13. Keputusan Berbalut Rasa (END)

57 10 0
                                    

Playlist:
1. Sheila on7- Pilihlah Aku
2. Yovie&Nuno- Janji Suci

.

.

.

Tak banyak kata yang mampu ku rangkai untuk mendeskripsikan rasa ini
Terlalu banyak rasa yang telah digores dalam relung jiwa
Mengenalmu sebuah anugerah yang kuterima

Hari ini kembali kita ukir sejarah
Tertawa untuk hati yang berbahagia
Melangkah demi cerita

Mungkin kaki ini terlalu jauh melangkah
Namun tak mengapa
Karena hati tahu kemana jalan untuk kembali pulang

Malam ini ku panjatkan sebuah harapan
Semoga selalu harmonis dalam balutan kasih sayang.

.

.

.

Bogor, Oktober 2018

Akan ada kala dimana saat kita berharap terlalu besar ternyata semua hanya harapan semu. Membiarkan hati terlalu lama terluka juga tidak baik. Namun kamu pasti tahu jika menyembuhkan hati yang terluka bukanlah hal yang mudah.

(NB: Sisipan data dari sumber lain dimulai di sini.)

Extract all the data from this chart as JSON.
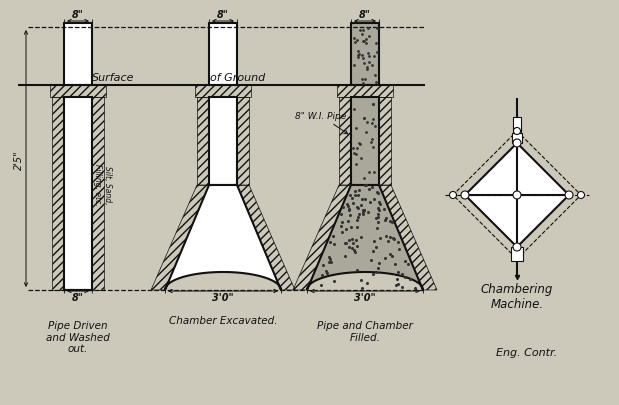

Dua sosok anak manusia kini sudah berpindah tempat. Dengan latar sebuah pegunungan yang asri dan udara sejuk menusuk kulit. Dataran tinggi salah satu kawasan ramai pengunjung saat libur tiba. Dua sosok anak manusia itu kini tengah menyesap segelas bandrek susu yang ditemani sepiring kacang rebus dan jagung rebus. Entah alasan apa yang akhirnya membawa mereka kemari. Hanya ada satu jawaban yang pasti, yaitu hati yang belum tuntas.

“Bagaimana kabar anak panti?”

Sosok perempuan dengan rambut sebahu itu tersenyum mengejek saat melihat wajah lelaki tegas di hadapannya.

“Kenapa bertanya? Bukannya kamu sering kesana?” senyum sinis perempuan itu tercetak jelas.

“Kamu tahu?” Kini kerutan dahi pada wajah lelaki tersebut semakin nyata.

“Mungkin kamu berharap kita akan bertemu secara kebetulan disana. Tapi kamu juga  harus tahu jika ada beberapa hal di dunia ini yang mungkin akan sulit untuk kamu gapai. Kamu boleh bilang aku egois, aku jahat, dan lain-lain.”

“Tapi aku hanya mau kamu tahu satu hal, saat dimana kamu memutuskan untuk pergi, saat itu pula hati aku memantapkan berhenti berdetak untukmu.” Perempuan itu menghembuskan nafasnya kasar sambil meneguk bandrek susu.

“Saya sudah berjanji untuk tidak buat kamu cemas, bukan?” Lelaki di sampingnya melirik perempuan tersebut sekilas sebelum menegak bandrek susunya.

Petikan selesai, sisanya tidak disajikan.